To perform the optimization, it is necessary to define the problem that must be solved, and then to determine the independent variables and their levels. In the latter step, a couple of preliminary experiments are required. Sometimes an experiment conducted for a specific combination of independent variables may fail. The next step is choosing an experimental matrix; Box–Behnken Design, Central Composite Design and Doehlert Design are the most commonly used. Performing the experiments provides the data and allows the researcher to draw the conclusions (Figure 1).
The choice of the proper experimental matrix is a very important issue. In the study by Czyrski and Jarzębski,12 the application of different chemometric models was tested for the optimization of recovery of the analyte. The analysis confirmed that Central Composite Design was the most suitable design for optimizing the recovery of the analyte from a matrix. This design was applied in further studies concerning optimization of recovery with cloud point extraction13 and protein precipitation.14
The validity of the model is confirmed not only with the satisfactory results of statistical parameters, but also with the accuracy of dependent variable prediction with the polynomial equation regression. This regression helps the researchers to predict the response value prior to performing the experiments. However, the limitation factor is that the levels of independent variables for the optimized process should be within the experimental domain.
Artificial neural networks
Artificial neural networks (ANN), based on the neural structure of the nervous system, can be considered an alternative tool to optimize the analytical procedure.8 They consist of the 3 following layers: the input, hidden and output (Figure 2).
In the input layer, the independent variables are introduced. For regression analysis, in this layer, the number of neurons equals the number of independent variables. The neurons in this layer transfer the data to the next layer.

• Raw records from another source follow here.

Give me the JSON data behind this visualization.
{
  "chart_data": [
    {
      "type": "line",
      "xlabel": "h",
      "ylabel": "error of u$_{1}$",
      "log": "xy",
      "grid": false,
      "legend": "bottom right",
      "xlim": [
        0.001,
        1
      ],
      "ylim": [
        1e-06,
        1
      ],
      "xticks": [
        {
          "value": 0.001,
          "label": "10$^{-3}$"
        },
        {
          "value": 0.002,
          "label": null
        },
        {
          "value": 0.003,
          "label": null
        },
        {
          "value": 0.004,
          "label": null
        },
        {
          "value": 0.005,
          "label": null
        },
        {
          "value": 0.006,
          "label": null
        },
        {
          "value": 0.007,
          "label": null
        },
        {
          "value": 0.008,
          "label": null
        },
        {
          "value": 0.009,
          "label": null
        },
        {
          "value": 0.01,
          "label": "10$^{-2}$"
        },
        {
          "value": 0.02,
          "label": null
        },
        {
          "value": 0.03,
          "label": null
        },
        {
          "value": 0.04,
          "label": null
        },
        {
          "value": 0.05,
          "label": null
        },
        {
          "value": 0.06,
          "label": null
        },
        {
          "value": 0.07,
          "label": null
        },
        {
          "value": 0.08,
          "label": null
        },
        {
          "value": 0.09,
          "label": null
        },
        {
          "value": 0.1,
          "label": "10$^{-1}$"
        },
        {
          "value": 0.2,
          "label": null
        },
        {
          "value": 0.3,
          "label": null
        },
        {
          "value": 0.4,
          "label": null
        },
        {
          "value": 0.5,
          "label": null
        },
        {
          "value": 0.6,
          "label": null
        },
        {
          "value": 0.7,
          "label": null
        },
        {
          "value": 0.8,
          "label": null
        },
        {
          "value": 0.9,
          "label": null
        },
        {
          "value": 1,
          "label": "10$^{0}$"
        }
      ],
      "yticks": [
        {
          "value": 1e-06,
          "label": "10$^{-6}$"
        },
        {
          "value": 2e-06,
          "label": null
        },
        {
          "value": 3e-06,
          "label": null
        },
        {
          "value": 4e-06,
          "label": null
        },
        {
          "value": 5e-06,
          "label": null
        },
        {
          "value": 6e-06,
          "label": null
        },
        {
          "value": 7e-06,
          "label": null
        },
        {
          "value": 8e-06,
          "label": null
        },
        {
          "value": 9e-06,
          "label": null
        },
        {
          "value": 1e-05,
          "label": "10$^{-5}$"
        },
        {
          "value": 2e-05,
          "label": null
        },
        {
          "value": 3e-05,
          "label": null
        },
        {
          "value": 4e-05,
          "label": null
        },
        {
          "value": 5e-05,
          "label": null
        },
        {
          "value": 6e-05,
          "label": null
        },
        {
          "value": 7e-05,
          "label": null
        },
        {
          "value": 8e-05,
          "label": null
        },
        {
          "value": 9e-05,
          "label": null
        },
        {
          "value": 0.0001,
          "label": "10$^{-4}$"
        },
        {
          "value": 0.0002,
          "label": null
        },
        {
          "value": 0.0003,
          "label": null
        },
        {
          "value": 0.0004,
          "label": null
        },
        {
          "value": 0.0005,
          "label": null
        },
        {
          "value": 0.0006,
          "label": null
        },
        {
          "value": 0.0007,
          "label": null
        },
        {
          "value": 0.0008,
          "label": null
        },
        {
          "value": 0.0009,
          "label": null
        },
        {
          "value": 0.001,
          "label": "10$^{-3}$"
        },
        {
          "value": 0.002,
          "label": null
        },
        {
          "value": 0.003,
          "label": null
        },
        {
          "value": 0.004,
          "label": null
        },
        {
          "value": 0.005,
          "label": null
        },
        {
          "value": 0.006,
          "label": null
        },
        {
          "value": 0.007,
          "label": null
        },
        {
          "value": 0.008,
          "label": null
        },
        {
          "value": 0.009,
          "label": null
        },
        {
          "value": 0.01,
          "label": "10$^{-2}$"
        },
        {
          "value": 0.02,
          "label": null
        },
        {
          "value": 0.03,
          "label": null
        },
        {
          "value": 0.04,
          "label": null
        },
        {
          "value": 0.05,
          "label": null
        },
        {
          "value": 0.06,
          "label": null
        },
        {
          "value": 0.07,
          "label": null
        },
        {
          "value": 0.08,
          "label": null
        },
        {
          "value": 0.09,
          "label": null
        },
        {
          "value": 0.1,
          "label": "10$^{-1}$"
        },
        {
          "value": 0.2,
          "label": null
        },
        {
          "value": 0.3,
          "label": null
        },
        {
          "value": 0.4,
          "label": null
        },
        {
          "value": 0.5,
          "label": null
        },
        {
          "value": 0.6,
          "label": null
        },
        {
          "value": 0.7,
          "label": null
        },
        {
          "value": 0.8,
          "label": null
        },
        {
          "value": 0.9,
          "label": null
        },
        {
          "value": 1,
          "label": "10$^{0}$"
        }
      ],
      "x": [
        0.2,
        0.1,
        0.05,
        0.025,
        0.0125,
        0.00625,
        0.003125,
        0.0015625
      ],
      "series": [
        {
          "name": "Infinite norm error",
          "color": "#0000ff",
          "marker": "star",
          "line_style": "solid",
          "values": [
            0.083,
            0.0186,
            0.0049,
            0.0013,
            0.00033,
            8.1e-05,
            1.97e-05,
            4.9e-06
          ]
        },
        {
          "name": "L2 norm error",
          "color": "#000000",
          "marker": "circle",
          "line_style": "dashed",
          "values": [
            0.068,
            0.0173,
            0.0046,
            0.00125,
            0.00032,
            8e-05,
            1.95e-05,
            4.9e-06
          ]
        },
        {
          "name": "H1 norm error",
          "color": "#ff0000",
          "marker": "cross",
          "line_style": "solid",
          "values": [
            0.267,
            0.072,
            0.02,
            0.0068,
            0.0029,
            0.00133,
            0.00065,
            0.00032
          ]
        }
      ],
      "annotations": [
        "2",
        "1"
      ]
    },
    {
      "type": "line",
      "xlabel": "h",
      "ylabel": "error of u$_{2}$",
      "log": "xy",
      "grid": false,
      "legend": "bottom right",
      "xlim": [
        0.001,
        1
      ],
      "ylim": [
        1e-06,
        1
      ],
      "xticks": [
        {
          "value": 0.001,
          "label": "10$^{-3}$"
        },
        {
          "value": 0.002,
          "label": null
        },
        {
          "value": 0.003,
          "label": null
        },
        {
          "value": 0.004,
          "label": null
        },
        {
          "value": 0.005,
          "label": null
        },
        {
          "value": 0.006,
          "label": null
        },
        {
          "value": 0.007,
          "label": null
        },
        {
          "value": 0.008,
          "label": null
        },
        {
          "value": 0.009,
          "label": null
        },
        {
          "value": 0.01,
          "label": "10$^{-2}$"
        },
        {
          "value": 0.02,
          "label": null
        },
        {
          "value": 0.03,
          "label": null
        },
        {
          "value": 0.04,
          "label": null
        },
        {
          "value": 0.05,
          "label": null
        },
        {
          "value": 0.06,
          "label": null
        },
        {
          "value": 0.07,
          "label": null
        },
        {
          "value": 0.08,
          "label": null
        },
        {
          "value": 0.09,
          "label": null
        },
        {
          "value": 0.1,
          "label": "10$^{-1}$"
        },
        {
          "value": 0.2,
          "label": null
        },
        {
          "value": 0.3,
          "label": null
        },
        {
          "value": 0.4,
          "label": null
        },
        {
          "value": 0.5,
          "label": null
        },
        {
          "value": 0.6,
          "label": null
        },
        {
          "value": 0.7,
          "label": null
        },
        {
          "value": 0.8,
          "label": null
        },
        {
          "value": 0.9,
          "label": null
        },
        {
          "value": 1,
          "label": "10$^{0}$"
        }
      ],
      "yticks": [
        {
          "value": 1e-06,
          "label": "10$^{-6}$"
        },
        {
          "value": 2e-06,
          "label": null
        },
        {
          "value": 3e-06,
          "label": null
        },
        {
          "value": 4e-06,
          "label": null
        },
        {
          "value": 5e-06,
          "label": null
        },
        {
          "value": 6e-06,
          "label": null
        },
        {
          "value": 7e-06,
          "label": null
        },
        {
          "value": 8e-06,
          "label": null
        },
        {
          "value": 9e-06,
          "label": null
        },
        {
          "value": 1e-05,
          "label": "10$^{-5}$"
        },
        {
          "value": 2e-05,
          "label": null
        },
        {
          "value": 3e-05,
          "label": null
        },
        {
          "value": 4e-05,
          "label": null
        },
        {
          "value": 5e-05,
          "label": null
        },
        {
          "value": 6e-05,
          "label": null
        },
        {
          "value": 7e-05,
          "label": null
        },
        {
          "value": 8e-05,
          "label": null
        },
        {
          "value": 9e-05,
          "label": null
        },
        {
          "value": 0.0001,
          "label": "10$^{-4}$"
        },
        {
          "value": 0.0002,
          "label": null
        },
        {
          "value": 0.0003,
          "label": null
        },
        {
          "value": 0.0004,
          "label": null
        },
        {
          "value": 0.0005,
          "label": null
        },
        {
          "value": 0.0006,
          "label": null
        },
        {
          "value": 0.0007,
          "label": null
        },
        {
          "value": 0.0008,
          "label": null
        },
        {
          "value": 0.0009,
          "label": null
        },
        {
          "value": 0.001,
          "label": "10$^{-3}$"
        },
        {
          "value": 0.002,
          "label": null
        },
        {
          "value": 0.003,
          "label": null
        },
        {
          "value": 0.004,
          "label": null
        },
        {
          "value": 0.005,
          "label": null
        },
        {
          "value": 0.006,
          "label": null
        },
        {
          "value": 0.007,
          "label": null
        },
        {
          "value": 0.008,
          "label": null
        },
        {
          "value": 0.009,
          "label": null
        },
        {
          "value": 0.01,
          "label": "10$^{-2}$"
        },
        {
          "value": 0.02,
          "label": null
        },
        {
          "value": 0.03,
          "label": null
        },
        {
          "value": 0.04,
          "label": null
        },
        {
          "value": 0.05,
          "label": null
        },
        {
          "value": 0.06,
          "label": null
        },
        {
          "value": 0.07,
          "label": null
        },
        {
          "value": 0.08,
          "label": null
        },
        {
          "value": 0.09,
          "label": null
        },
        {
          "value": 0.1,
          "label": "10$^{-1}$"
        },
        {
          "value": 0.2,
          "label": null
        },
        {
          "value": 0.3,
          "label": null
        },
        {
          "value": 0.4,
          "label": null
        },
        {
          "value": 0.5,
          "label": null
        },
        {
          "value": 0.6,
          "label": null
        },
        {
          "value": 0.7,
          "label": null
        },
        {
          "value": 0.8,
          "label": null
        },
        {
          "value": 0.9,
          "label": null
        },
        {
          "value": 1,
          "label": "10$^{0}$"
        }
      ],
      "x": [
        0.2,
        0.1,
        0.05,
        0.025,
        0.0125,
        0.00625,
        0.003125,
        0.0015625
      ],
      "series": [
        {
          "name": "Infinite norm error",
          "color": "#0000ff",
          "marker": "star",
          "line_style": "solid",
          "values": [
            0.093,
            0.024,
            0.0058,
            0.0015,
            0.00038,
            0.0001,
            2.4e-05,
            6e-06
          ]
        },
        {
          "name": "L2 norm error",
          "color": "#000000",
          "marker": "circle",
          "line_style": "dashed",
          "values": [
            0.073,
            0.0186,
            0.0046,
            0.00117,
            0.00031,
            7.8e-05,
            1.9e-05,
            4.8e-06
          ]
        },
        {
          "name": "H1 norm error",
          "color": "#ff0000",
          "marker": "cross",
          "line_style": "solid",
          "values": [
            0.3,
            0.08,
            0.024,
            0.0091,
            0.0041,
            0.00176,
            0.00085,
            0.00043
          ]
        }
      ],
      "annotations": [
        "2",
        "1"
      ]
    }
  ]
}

In the hidden layer, the number of neurons depends on the operator’s needs. The more neurons are in the layer, the higher computation capacity is achieved. On the other hand, too large number of neurons leads to overtraining, which is undesirable. The hidden layer may consist of 1 or more layers of neurons. In the latter case, the process is called deep learning.
The output layer is connected with the hidden layer, and it shows a result as 1 neuron in the case of the regression model or as a number of possibilities in the case of a classification model. The following activation functions for neurons might be used: linear, sigmoidal, logistic, or hiperbolic tangent. The ANN is trained until the error takes the lowest value – the model may predict the response with satisfactory accuracy – and makes optimizing the nonlinear processes possible. It can be useful in optimizing high-performance liquid chromatography (HPLC) methods. Korany et al.15 applied it in the optimization of the separation of 2 and 3 components in analysis and achieved satisfactory results.
Conclusions
The application of computational techniques makes it possible to evaluate the impact of each variable on the process due to the quantification of the process. Both the DoE and ANN approaches can develop a model that enables the prediction of the result observed for the response of different levels of the independent variables.